Spätestens seit Leonardo da Vinci versuchen Entwickler das Vorbild Natur für technische Ideen zu nutzen. In den 1960er Jahren entstand dafür der Begriff Bionik als Kombination aus Biologie und Technik. Die Entwicklung so genannter 3D-Drucker öffnet jetzt neue Wege. „Durch die neuen additiven Fertigungsverfahren bekommt die Bionik jetzt richtig Schub“, ist Bomke überzeugt, „denn jetzt können kompliziertere Strukturen angefertigt werden, wie sie in der Natur häufig vorkommen.“

Für Biologen und Techniker
Über die Zusammenhänge zwischen Biologie und Technik weiß Bomke bestens Bescheid.

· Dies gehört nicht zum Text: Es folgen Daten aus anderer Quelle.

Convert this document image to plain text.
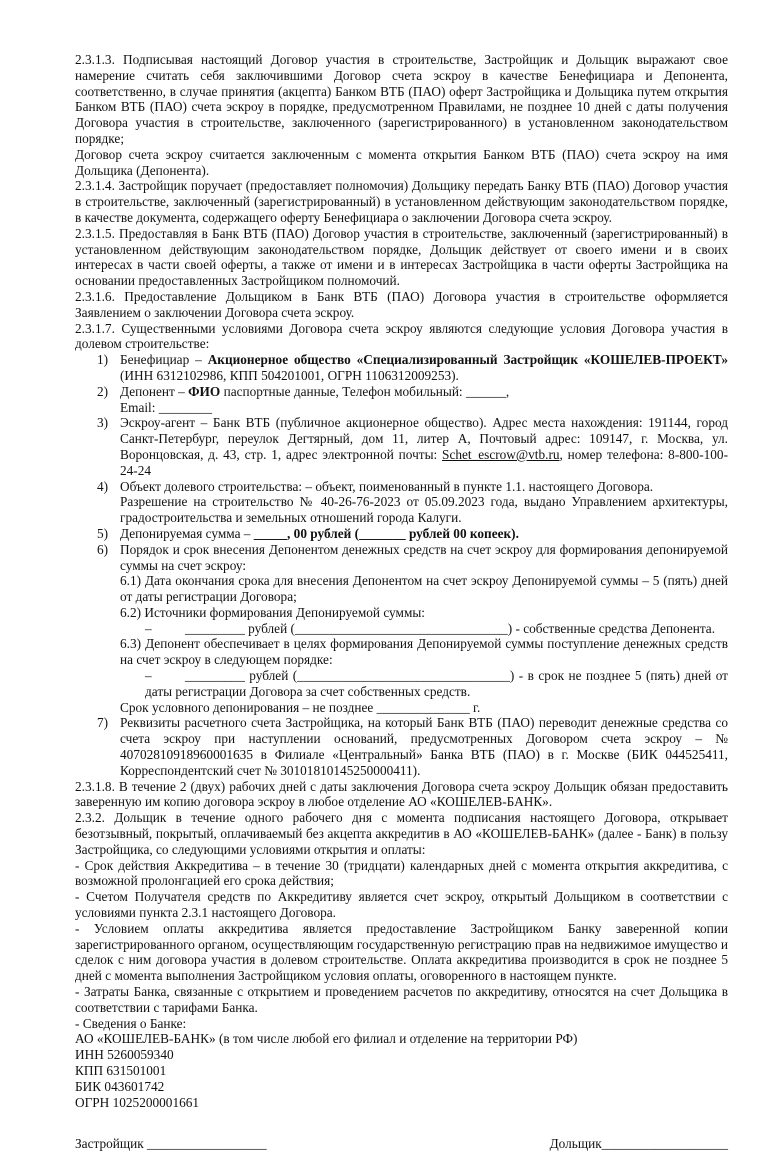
2.3.1.3. Подписывая настоящий Договор участия в строительстве, Застройщик и Дольщик выражают свое намерение считать себя заключившими Договор счета эскроу в качестве Бенефициара и Депонента, соответственно, в случае принятия (акцепта) Банком ВТБ (ПАО) оферт Застройщика и Дольщика путем открытия Банком ВТБ (ПАО) счета эскроу в порядке, предусмотренном Правилами, не позднее 10 дней с даты получения Договора участия в строительстве, заключенного (зарегистрированного) в установленном законодательством порядке;

Договор счета эскроу считается заключенным с момента открытия Банком ВТБ (ПАО) счета эскроу на имя Дольщика (Депонента).

2.3.1.4. Застройщик поручает (предоставляет полномочия) Дольщику передать Банку ВТБ (ПАО) Договор участия в строительстве, заключенный (зарегистрированный) в установленном действующим законодательством порядке, в качестве документа, содержащего оферту Бенефициара о заключении Договора счета эскроу.

2.3.1.5. Предоставляя в Банк ВТБ (ПАО) Договор участия в строительстве, заключенный (зарегистрированный) в установленном действующим законодательством порядке, Дольщик действует от своего имени и в своих интересах в части своей оферты, а также от имени и в интересах Застройщика в части оферты Застройщика на основании предоставленных Застройщиком полномочий.

2.3.1.6. Предоставление Дольщиком в Банк ВТБ (ПАО) Договора участия в строительстве оформляется Заявлением о заключении Договора счета эскроу.

2.3.1.7. Существенными условиями Договора счета эскроу являются следующие условия Договора участия в долевом строительстве:

1) Бенефициар – Акционерное общество «Специализированный Застройщик «КОШЕЛЕВ-ПРОЕКТ» (ИНН 6312102986, КПП 504201001, ОГРН 1106312009253).
2) Депонент – ФИО паспортные данные, Телефон мобильный: ______,
Email: ________
3) Эскроу-агент – Банк ВТБ (публичное акционерное общество). Адрес места нахождения: 191144, город Санкт-Петербург, переулок Дегтярный, дом 11, литер А, Почтовый адрес: 109147, г. Москва, ул. Воронцовская, д. 43, стр. 1, адрес электронной почты: Schet_escrow@vtb.ru, номер телефона: 8-800-100-24-24
4) Объект долевого строительства: – объект, поименованный в пункте 1.1. настоящего Договора.
Разрешение на строительство № 40-26-76-2023 от 05.09.2023 года, выдано Управлением архитектуры, градостроительства и земельных отношений города Калуги.
5) Депонируемая сумма – _____, 00 рублей (_______ рублей 00 копеек).
6) Порядок и срок внесения Депонентом денежных средств на счет эскроу для формирования депонируемой суммы на счет эскроу:
6.1) Дата окончания срока для внесения Депонентом на счет эскроу Депонируемой суммы – 5 (пять) дней от даты регистрации Договора;
6.2) Источники формирования Депонируемой суммы:
–	_________ рублей (________________________________) - собственные средства Депонента.
6.3) Депонент обеспечивает в целях формирования Депонируемой суммы поступление денежных средств на счет эскроу в следующем порядке:
–	_________ рублей (________________________________) - в срок не позднее 5 (пять) дней от даты регистрации Договора за счет собственных средств.
Срок условного депонирования – не позднее ______________ г.
7) Реквизиты расчетного счета Застройщика, на который Банк ВТБ (ПАО) переводит денежные средства со счета эскроу при наступлении оснований, предусмотренных Договором счета эскроу – № 40702810918960001635 в Филиале «Центральный» Банка ВТБ (ПАО) в г. Москве (БИК 044525411, Корреспондентский счет № 30101810145250000411).

2.3.1.8. В течение 2 (двух) рабочих дней с даты заключения Договора счета эскроу Дольщик обязан предоставить заверенную им копию договора эскроу в любое отделение АО «КОШЕЛЕВ-БАНК».

2.3.2. Дольщик в течение одного рабочего дня с момента подписания настоящего Договора, открывает безотзывный, покрытый, оплачиваемый без акцепта аккредитив в АО «КОШЕЛЕВ-БАНК» (далее - Банк) в пользу Застройщика, со следующими условиями открытия и оплаты:

- Срок действия Аккредитива – в течение 30 (тридцати) календарных дней с момента открытия аккредитива, с возможной пролонгацией его срока действия;

- Счетом Получателя средств по Аккредитиву является счет эскроу, открытый Дольщиком в соответствии с условиями пункта 2.3.1 настоящего Договора.

- Условием оплаты аккредитива является предоставление Застройщиком Банку заверенной копии зарегистрированного органом, осуществляющим государственную регистрацию прав на недвижимое имущество и сделок с ним договора участия в долевом строительстве. Оплата аккредитива производится в срок не позднее 5 дней с момента выполнения Застройщиком условия оплаты, оговоренного в настоящем пункте.

- Затраты Банка, связанные с открытием и проведением расчетов по аккредитиву, относятся на счет Дольщика в соответствии с тарифами Банка.

- Сведения о Банке:

АО «КОШЕЛЕВ-БАНК» (в том числе любой его филиал и отделение на территории РФ)

ИНН 5260059340

КПП 631501001

БИК 043601742

ОГРН 1025200001661

Застройщик __________________	Дольщик___________________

Er hat an der Hochschule Bremen Bionik studiert – ein Fach, das nur an drei weiteren Hochschulen in Deutschland gelehrt wird. „Zu den Inhalten zählen sowohl biologische Kenntnisse als auch ingenieurtechnisches Grundlagenwissen“, sagt Bomke. Entsprechend ist die Bionik in Bremen in der Fakultät „Natur und Technik“ angesiedelt, an der klassischer Maschinenbau und „Technische und angewandte Biologie“ gelehrt wird. „Mich interessieren beide Seiten“, sagt Bomke. Bereits an der Schule waren Biologie und Physik seine Leistungsfächer. Beides hat in der Bionik großen Einfluss: „Einerseits nutzen wir wissenschaftliche Methoden, um biologische Vorgänge zu verstehen. Andererseits wenden wir technische Prinzipien und Regeln an, um die Erkenntnisse in Konstruktionen umzuwandeln“, erläutert Bomke.

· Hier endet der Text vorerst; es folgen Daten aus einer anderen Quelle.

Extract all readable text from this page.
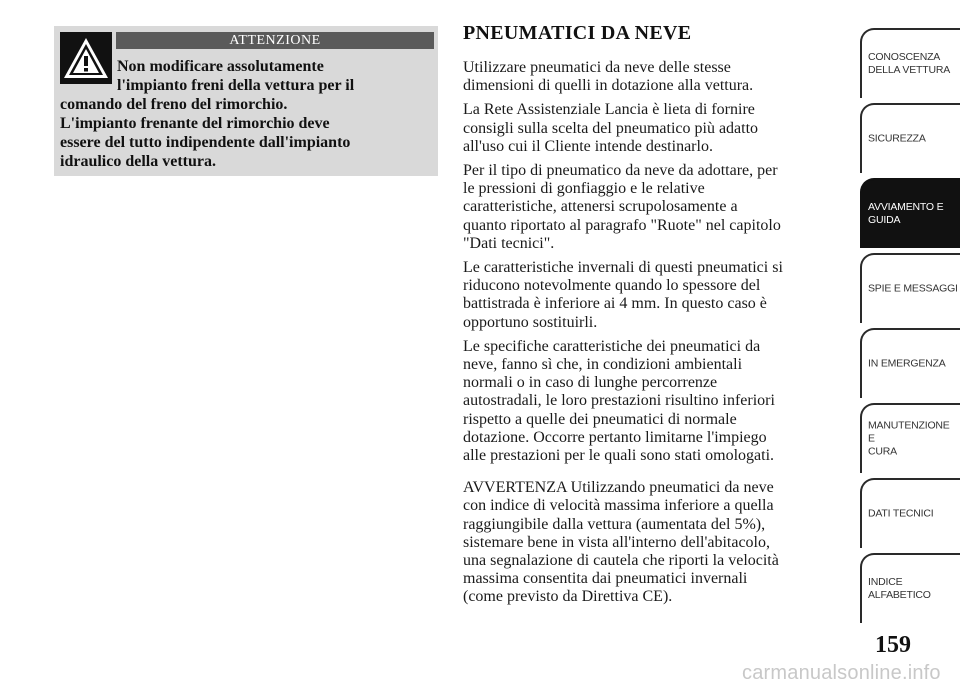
ATTENZIONE
Non modificare assolutamente
l'impianto freni della vettura per il
comando del freno del rimorchio.
L'impianto frenante del rimorchio deve
essere del tutto indipendente dall'impianto
idraulico della vettura.
PNEUMATICI DA NEVE

Utilizzare pneumatici da neve delle stesse
dimensioni di quelli in dotazione alla vettura.

La Rete Assistenziale Lancia è lieta di fornire
consigli sulla scelta del pneumatico più adatto
all'uso cui il Cliente intende destinarlo.

Per il tipo di pneumatico da neve da adottare, per
le pressioni di gonfiaggio e le relative
caratteristiche, attenersi scrupolosamente a
quanto riportato al paragrafo "Ruote" nel capitolo
"Dati tecnici".

Le caratteristiche invernali di questi pneumatici si
riducono notevolmente quando lo spessore del
battistrada è inferiore ai 4 mm. In questo caso è
opportuno sostituirli.

Le specifiche caratteristiche dei pneumatici da
neve, fanno sì che, in condizioni ambientali
normali o in caso di lunghe percorrenze
autostradali, le loro prestazioni risultino inferiori
rispetto a quelle dei pneumatici di normale
dotazione. Occorre pertanto limitarne l'impiego
alle prestazioni per le quali sono stati omologati.

AVVERTENZA Utilizzando pneumatici da neve
con indice di velocità massima inferiore a quella
raggiungibile dalla vettura (aumentata del 5%),
sistemare bene in vista all'interno dell'abitacolo,
una segnalazione di cautela che riporti la velocità
massima consentita dai pneumatici invernali
(come previsto da Direttiva CE).

CONOSCENZA
DELLA VETTURA
SICUREZZA
AVVIAMENTO E
GUIDA
SPIE E MESSAGGI
IN EMERGENZA
MANUTENZIONE E
CURA
DATI TECNICI
INDICE
ALFABETICO
159
carmanualsonline.info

Bionik-Student und AWI-Mitarbeiter Leonard Balz präsentiert das neue AWI Bionic Bike, entwickelt von der AWI-Arbeitsgruppe Leichtbau. Mehr Infos zum Herstellungsverfahren unter: www.elise.de (Foto: Alfred-Wegener-Institut/Paul Bombe)
Bionik-Student und AWI-Mitarbeiter Leonard Balz präsentiert das neue AWI Bionic Bike, entwickelt von der AWI-Arbeitsgruppe Leichtbau.
Mehr Infos zum Herstellungsverfahren unter: www.elise.de (Foto: Alfred-Wegener-Institut/Paul Bombe)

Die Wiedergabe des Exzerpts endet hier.